What’s cruising, you ask? I’ll do my best to explain. Two gay men pass by each other on the street, and for whatever reason, each recognizes the other as gay. Maybe it’s how they’re dressed, maybe it’s the area of the city they’re in, or maybe they just know. As a result of knowing, they cruise each other. They wink, lock eyes, smile, or just look the other up and down. The cruise could end there, with a look and nothing else; it could also lead to them stopping to chat, exchanging numbers, or to the nearest public washroom. That’s how I define cruising.
If I was to simplify stereotypical gender performance, I might say that males are aggressive and females are passive. In the queer community, people are more likely to think of gay men as feminine and lesbian women as masculine. The act of cruising turns that stereotype of queer people on its head. Gay men flirt just as aggressively as their heterosexual counterparts, while queer women hold back, remain passive, and either congregate at a lesbian bar where they feel comfortable being aggressive or go on PlentyOfFish.

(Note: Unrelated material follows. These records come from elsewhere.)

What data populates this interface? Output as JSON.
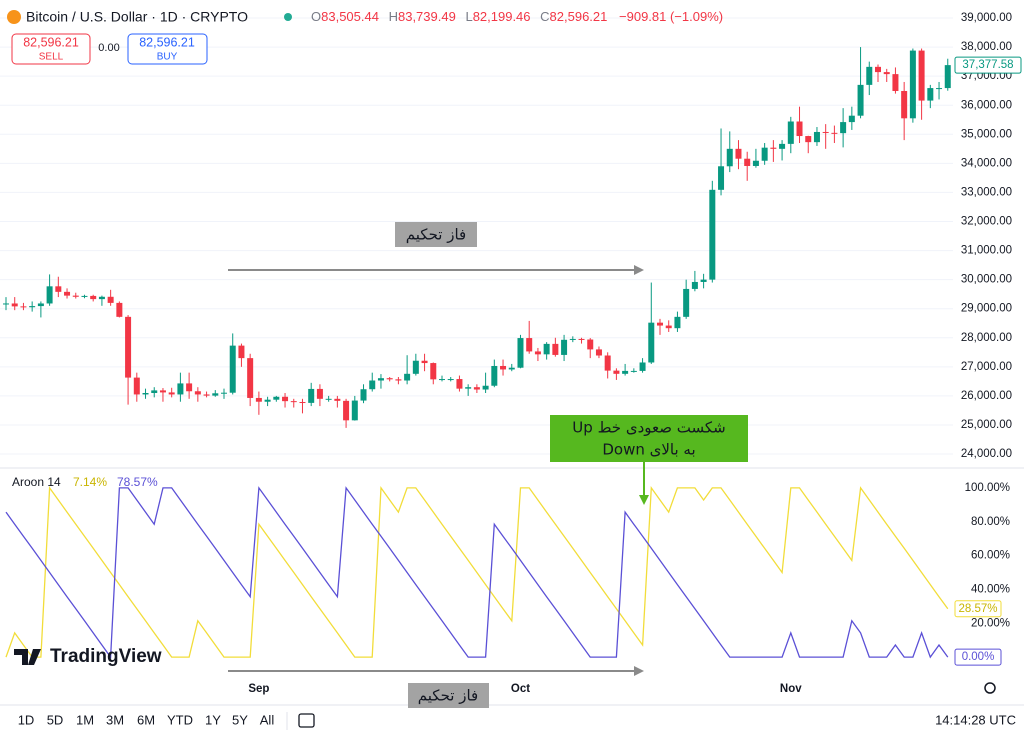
{
  "header": {
    "symbol": "Bitcoin / U.S. Dollar · 1D · CRYPTO",
    "ohlc": [
      {
        "key": "O",
        "value": "83,505.44"
      },
      {
        "key": "H",
        "value": "83,739.49"
      },
      {
        "key": "L",
        "value": "82,199.46"
      },
      {
        "key": "C",
        "value": "82,596.21"
      }
    ],
    "change": "−909.81 (−1.09%)",
    "sell": {
      "price": "82,596.21",
      "label": "SELL"
    },
    "spread": "0.00",
    "buy": {
      "price": "82,596.21",
      "label": "BUY"
    }
  },
  "chart_data": [
    {
      "type": "candlestick",
      "up_color": "#089981",
      "down_color": "#f23645",
      "grid": true,
      "categories": [
        null,
        null,
        null,
        null,
        null,
        null,
        null,
        null,
        null,
        null,
        null,
        null,
        null,
        null,
        null,
        null,
        null,
        null,
        null,
        null,
        null,
        null,
        null,
        null,
        null,
        null,
        null,
        null,
        null,
        "Sep",
        null,
        null,
        null,
        null,
        null,
        null,
        null,
        null,
        null,
        null,
        null,
        null,
        null,
        null,
        null,
        null,
        null,
        null,
        null,
        null,
        null,
        null,
        null,
        null,
        null,
        null,
        null,
        null,
        null,
        "Oct",
        null,
        null,
        null,
        null,
        null,
        null,
        null,
        null,
        null,
        null,
        null,
        null,
        null,
        null,
        null,
        null,
        null,
        null,
        null,
        null,
        null,
        null,
        null,
        null,
        null,
        null,
        null,
        null,
        null,
        null,
        "Nov",
        null,
        null,
        null,
        null,
        null,
        null,
        null,
        null,
        null,
        null,
        null,
        null,
        null,
        null,
        null,
        null,
        null,
        null
      ],
      "open": [
        29170,
        29180,
        29080,
        29050,
        29090,
        29180,
        29770,
        29580,
        29450,
        29410,
        29440,
        29330,
        29410,
        29200,
        28720,
        26630,
        26050,
        26100,
        26190,
        26120,
        26050,
        26430,
        26160,
        26050,
        26010,
        26090,
        26110,
        27730,
        27300,
        25930,
        25800,
        25870,
        25970,
        25820,
        25790,
        25760,
        26240,
        25900,
        25900,
        25830,
        25160,
        25840,
        26230,
        26530,
        26610,
        26570,
        26530,
        26760,
        27210,
        27130,
        26570,
        26580,
        26580,
        26250,
        26300,
        26220,
        26350,
        27030,
        26910,
        26970,
        27990,
        27530,
        27430,
        27790,
        27410,
        27930,
        27960,
        27940,
        27600,
        27390,
        26870,
        26760,
        26860,
        26860,
        27150,
        28520,
        28420,
        28330,
        28720,
        29680,
        29920,
        30000,
        33090,
        33900,
        34500,
        34160,
        33910,
        34090,
        34540,
        34500,
        34670,
        35440,
        34940,
        34730,
        35080,
        35050,
        35040,
        35420,
        35640,
        36700,
        37320,
        37140,
        37070,
        36490,
        35550,
        37880,
        36160,
        36590,
        36590
      ],
      "high": [
        29400,
        29400,
        29200,
        29250,
        29250,
        30180,
        30100,
        29700,
        29550,
        29480,
        29480,
        29450,
        29650,
        29250,
        28780,
        26800,
        26250,
        26300,
        26270,
        26280,
        26800,
        26800,
        26300,
        26150,
        26200,
        26250,
        28150,
        27800,
        27450,
        26150,
        25970,
        26000,
        26100,
        25900,
        25900,
        26450,
        26400,
        26000,
        26000,
        25900,
        26000,
        26400,
        26800,
        26750,
        26650,
        26650,
        27400,
        27450,
        27450,
        27150,
        26700,
        26650,
        26700,
        26400,
        26400,
        26800,
        27250,
        27250,
        27100,
        28100,
        28580,
        27650,
        27850,
        28000,
        28100,
        28050,
        28000,
        27990,
        27700,
        27500,
        26950,
        27100,
        26950,
        27300,
        29900,
        28650,
        28600,
        28900,
        30000,
        30300,
        30200,
        33400,
        35200,
        35100,
        34800,
        34400,
        34500,
        34700,
        34800,
        34800,
        35600,
        35950,
        34950,
        35250,
        35350,
        35300,
        35900,
        35950,
        38000,
        37500,
        37400,
        37250,
        37300,
        36800,
        37950,
        37950,
        36700,
        36800,
        37600
      ],
      "low": [
        28950,
        28950,
        28950,
        28900,
        28700,
        29100,
        29400,
        29350,
        29350,
        29360,
        29250,
        29100,
        29100,
        28700,
        25700,
        25800,
        25900,
        25950,
        25800,
        25950,
        25800,
        25900,
        25800,
        25950,
        25970,
        25900,
        26050,
        27000,
        25650,
        25350,
        25650,
        25800,
        25600,
        25600,
        25400,
        25650,
        25650,
        25800,
        25600,
        24900,
        25150,
        25750,
        26150,
        26250,
        26500,
        26400,
        26400,
        26700,
        26850,
        26400,
        26500,
        26500,
        26150,
        26000,
        26100,
        26100,
        26300,
        26700,
        26850,
        26950,
        27450,
        27200,
        27250,
        27350,
        27200,
        27850,
        27800,
        27300,
        27300,
        26600,
        26550,
        26700,
        26800,
        26800,
        27100,
        28100,
        28200,
        28200,
        28650,
        29600,
        29700,
        29900,
        32900,
        33700,
        33800,
        33400,
        33850,
        33950,
        34050,
        34100,
        34350,
        34700,
        34350,
        34600,
        34500,
        34700,
        34550,
        35150,
        35550,
        36350,
        36800,
        36800,
        36400,
        34800,
        35400,
        35500,
        35900,
        36200,
        36500
      ],
      "close": [
        29180,
        29080,
        29050,
        29090,
        29180,
        29770,
        29580,
        29450,
        29410,
        29440,
        29330,
        29410,
        29200,
        28720,
        26630,
        26050,
        26100,
        26190,
        26120,
        26050,
        26430,
        26160,
        26050,
        26010,
        26090,
        26110,
        27730,
        27300,
        25930,
        25800,
        25870,
        25970,
        25820,
        25790,
        25760,
        26240,
        25900,
        25900,
        25830,
        25160,
        25840,
        26230,
        26530,
        26610,
        26570,
        26530,
        26760,
        27210,
        27130,
        26570,
        26580,
        26580,
        26250,
        26300,
        26220,
        26350,
        27030,
        26910,
        26970,
        27990,
        27530,
        27430,
        27790,
        27410,
        27930,
        27960,
        27940,
        27600,
        27390,
        26870,
        26760,
        26860,
        26860,
        27150,
        28520,
        28420,
        28330,
        28720,
        29680,
        29920,
        30000,
        33090,
        33900,
        34500,
        34160,
        33910,
        34090,
        34540,
        34500,
        34670,
        35440,
        34940,
        34730,
        35080,
        35050,
        35040,
        35420,
        35640,
        36700,
        37320,
        37140,
        37070,
        36490,
        35550,
        37880,
        36160,
        36590,
        36590,
        37380
      ],
      "last_price": {
        "value": 37377.58,
        "label": "37,377.58"
      },
      "ylim": [
        23520,
        39620
      ],
      "yticks": [
        {
          "value": 24000,
          "label": "24,000.00"
        },
        {
          "value": 25000,
          "label": "25,000.00"
        },
        {
          "value": 26000,
          "label": "26,000.00"
        },
        {
          "value": 27000,
          "label": "27,000.00"
        },
        {
          "value": 28000,
          "label": "28,000.00"
        },
        {
          "value": 29000,
          "label": "29,000.00"
        },
        {
          "value": 30000,
          "label": "30,000.00"
        },
        {
          "value": 31000,
          "label": "31,000.00"
        },
        {
          "value": 32000,
          "label": "32,000.00"
        },
        {
          "value": 33000,
          "label": "33,000.00"
        },
        {
          "value": 34000,
          "label": "34,000.00"
        },
        {
          "value": 35000,
          "label": "35,000.00"
        },
        {
          "value": 36000,
          "label": "36,000.00"
        },
        {
          "value": 37000,
          "label": "37,000.00"
        },
        {
          "value": 38000,
          "label": "38,000.00"
        },
        {
          "value": 39000,
          "label": "39,000.00"
        }
      ]
    },
    {
      "type": "line",
      "title": "Aroon 14",
      "grid": false,
      "series": [
        {
          "color": "#f2dd3a",
          "label_color": "#c9b500",
          "values": [
            0,
            14.29,
            7.14,
            0,
            0,
            100,
            92.86,
            85.71,
            78.57,
            71.43,
            64.29,
            57.14,
            50,
            42.86,
            35.71,
            28.57,
            21.43,
            14.29,
            7.14,
            0,
            0,
            0,
            21.43,
            14.29,
            7.14,
            0,
            0,
            0,
            0,
            78.57,
            71.43,
            64.29,
            57.14,
            50,
            42.86,
            35.71,
            28.57,
            21.43,
            14.29,
            7.14,
            0,
            0,
            0,
            100,
            92.86,
            85.71,
            100,
            100,
            92.86,
            85.71,
            78.57,
            71.43,
            64.29,
            57.14,
            50,
            42.86,
            35.71,
            28.57,
            21.43,
            100,
            100,
            92.86,
            85.71,
            78.57,
            71.43,
            64.29,
            57.14,
            50,
            42.86,
            35.71,
            28.57,
            21.43,
            14.29,
            7.14,
            100,
            92.86,
            85.71,
            100,
            100,
            100,
            92.86,
            100,
            100,
            92.86,
            85.71,
            78.57,
            71.43,
            64.29,
            57.14,
            50,
            100,
            100,
            92.86,
            85.71,
            78.57,
            71.43,
            64.29,
            57.14,
            100,
            92.86,
            85.71,
            78.57,
            71.43,
            64.29,
            57.14,
            50,
            42.86,
            35.71,
            28.57
          ],
          "legend_value": {
            "value": 7.14,
            "label": "7.14%"
          },
          "last_label": {
            "value": 28.57,
            "label": "28.57%"
          }
        },
        {
          "color": "#5b50d6",
          "label_color": "#5b50d6",
          "values": [
            85.71,
            78.57,
            71.43,
            64.29,
            57.14,
            50,
            42.86,
            35.71,
            28.57,
            21.43,
            14.29,
            7.14,
            0,
            100,
            100,
            92.86,
            85.71,
            78.57,
            100,
            100,
            92.86,
            85.71,
            78.57,
            71.43,
            64.29,
            57.14,
            50,
            42.86,
            35.71,
            100,
            92.86,
            85.71,
            78.57,
            71.43,
            64.29,
            57.14,
            50,
            42.86,
            35.71,
            100,
            92.86,
            85.71,
            78.57,
            71.43,
            64.29,
            57.14,
            50,
            42.86,
            35.71,
            28.57,
            21.43,
            14.29,
            7.14,
            0,
            0,
            0,
            78.57,
            71.43,
            64.29,
            57.14,
            50,
            42.86,
            35.71,
            28.57,
            21.43,
            14.29,
            7.14,
            0,
            0,
            0,
            0,
            85.71,
            78.57,
            71.43,
            64.29,
            57.14,
            50,
            42.86,
            35.71,
            28.57,
            21.43,
            14.29,
            7.14,
            0,
            0,
            0,
            0,
            0,
            0,
            0,
            14.29,
            0,
            0,
            0,
            0,
            0,
            0,
            21.43,
            14.29,
            0,
            0,
            0,
            7.14,
            0,
            0,
            14.29,
            0,
            7.14,
            0
          ],
          "legend_value": {
            "value": 78.57,
            "label": "78.57%"
          },
          "last_label": {
            "value": 0,
            "label": "0.00%"
          }
        }
      ],
      "ylim": [
        -10,
        110
      ],
      "yticks": [
        {
          "value": 20,
          "label": "20.00%"
        },
        {
          "value": 40,
          "label": "40.00%"
        },
        {
          "value": 60,
          "label": "60.00%"
        },
        {
          "value": 80,
          "label": "80.00%"
        },
        {
          "value": 100,
          "label": "100.00%"
        }
      ]
    }
  ],
  "annotations": {
    "phase_labels": [
      "فاز تحکیم",
      "فاز تحکیم"
    ],
    "breakout_note": [
      "شکست صعودی خط Up",
      "به بالای Down"
    ]
  },
  "brand": "TradingView",
  "toolbar": {
    "timeframes": [
      "1D",
      "5D",
      "1M",
      "3M",
      "6M",
      "YTD",
      "1Y",
      "5Y",
      "All"
    ],
    "clock": "14:14:28 UTC"
  }
}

Why is this the case? Why is open sexual aggressiveness more prevalent in queer males than queer females? I think this is a situation where stereotypes become true; where men are men and women are women, straight or gay. Isn’t male aggression in sports more common and acceptable than female aggression? Isn’t it okay for men to solve their problems with a fist fight, whereas women ‘talk things out’? In straight flirting, this sort of aggressiveness is inappropriate because most females don’t respond to it. In gay male flirting, where everyone is on the same playing field, it works.
In queer female flirting, this sort of aggressiveness just wouldn’t look right. More than that, it just wouldn’t feel right. Perhaps that’s not what most women respond to, aggressiveness. Personally, if a woman walked by me and gave me an elevator look, I think I’d be turned off or grossed out.
Here’s the thing though – I’m not hating on gay men, I’m jealous of them. I wish I could cruise. Not necessarily in the way that gay men do, but I wish there was a queer female version of it. You walk by one another and you just know, and you find an appropriate way to show your interest. It seems that despite our greatest attempts to transcend stereotypes applied to our genders, we sometimes still fall prey to them.